We have been Steeler fans for many years but if the Green Bay Packers should happen to win the upcoming Super Bowl, they would, in a sense, be the "people's" champion in the legal sense.
Patrick Hruby has a thought-provoking article at ESPN.com on the unusual status of the publicly owned Green Bay Packers in professional football at
Super Bowl: The publicly owned Green Bay Packers could be the model for a better way to organize and administer professional sports. - ESPN
It is of course a nice idea that has little chance of success, given the fact that the NFL has since adopted a rule prohibiting further publicly-owned franchises. As Hruby writes:
"If the Packers model seems too good to be true, that's because it is: In 1960, the league wrote a rule into its own constitution prohibiting additional nonprofit, publicly owned teams."Should that really be legal? What about it, sports lawyers.
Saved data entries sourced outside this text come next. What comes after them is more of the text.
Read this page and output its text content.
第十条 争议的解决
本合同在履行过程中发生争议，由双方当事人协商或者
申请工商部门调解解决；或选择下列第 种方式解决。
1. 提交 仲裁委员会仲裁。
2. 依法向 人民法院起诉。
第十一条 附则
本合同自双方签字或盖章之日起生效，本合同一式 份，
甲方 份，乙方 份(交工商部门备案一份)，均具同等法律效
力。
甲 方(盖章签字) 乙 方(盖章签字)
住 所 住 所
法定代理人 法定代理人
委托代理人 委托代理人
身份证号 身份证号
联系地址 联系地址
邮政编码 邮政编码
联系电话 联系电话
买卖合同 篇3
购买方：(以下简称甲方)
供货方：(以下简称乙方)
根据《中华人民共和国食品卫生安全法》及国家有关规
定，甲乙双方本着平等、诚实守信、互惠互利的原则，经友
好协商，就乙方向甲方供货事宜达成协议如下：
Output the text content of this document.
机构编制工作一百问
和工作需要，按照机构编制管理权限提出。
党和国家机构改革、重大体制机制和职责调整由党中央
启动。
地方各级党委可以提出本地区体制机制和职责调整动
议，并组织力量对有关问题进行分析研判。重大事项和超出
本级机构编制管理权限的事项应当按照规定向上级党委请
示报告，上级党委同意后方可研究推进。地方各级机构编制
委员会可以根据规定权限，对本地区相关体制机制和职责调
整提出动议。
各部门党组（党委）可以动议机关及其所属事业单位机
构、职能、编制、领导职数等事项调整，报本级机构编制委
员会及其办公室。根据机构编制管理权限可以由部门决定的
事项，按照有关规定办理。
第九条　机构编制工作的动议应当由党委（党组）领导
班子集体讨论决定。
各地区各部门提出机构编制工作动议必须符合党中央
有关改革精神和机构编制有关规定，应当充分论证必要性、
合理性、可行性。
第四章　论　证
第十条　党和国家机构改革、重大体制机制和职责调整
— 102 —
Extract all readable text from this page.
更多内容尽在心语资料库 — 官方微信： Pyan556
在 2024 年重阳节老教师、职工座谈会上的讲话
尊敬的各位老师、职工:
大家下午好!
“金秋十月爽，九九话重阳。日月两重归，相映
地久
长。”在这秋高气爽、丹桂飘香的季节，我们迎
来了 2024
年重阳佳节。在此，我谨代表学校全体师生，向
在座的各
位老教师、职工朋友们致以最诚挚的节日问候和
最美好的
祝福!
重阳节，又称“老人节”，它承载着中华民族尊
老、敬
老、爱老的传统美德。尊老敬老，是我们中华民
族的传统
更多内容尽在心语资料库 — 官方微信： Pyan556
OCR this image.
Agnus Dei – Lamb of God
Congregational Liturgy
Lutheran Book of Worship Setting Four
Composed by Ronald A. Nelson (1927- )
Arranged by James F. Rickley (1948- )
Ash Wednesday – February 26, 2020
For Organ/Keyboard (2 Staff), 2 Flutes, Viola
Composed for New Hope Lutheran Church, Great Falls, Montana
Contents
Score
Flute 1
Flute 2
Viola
Can (or should) franchising business operations be able to explicitly forbid nonprofit, public ownership of franchises, especially in the NFL, where they already have one such franchise to begin with?
Recall that "free marketability" of goods and services is the foundation of the capitalist system and that "restraints in trade" constitute exactly what they are called, restraints on that "free marketability". What "rule of reason" is there in a franchise system such as the NFL to prohibit public ownership, especially given the clear evidence that it works -- i.e. the example of the Green Bay Packers -- without harm to the remaining privately owned franchises? What rule of reason permits this restriction on marketability?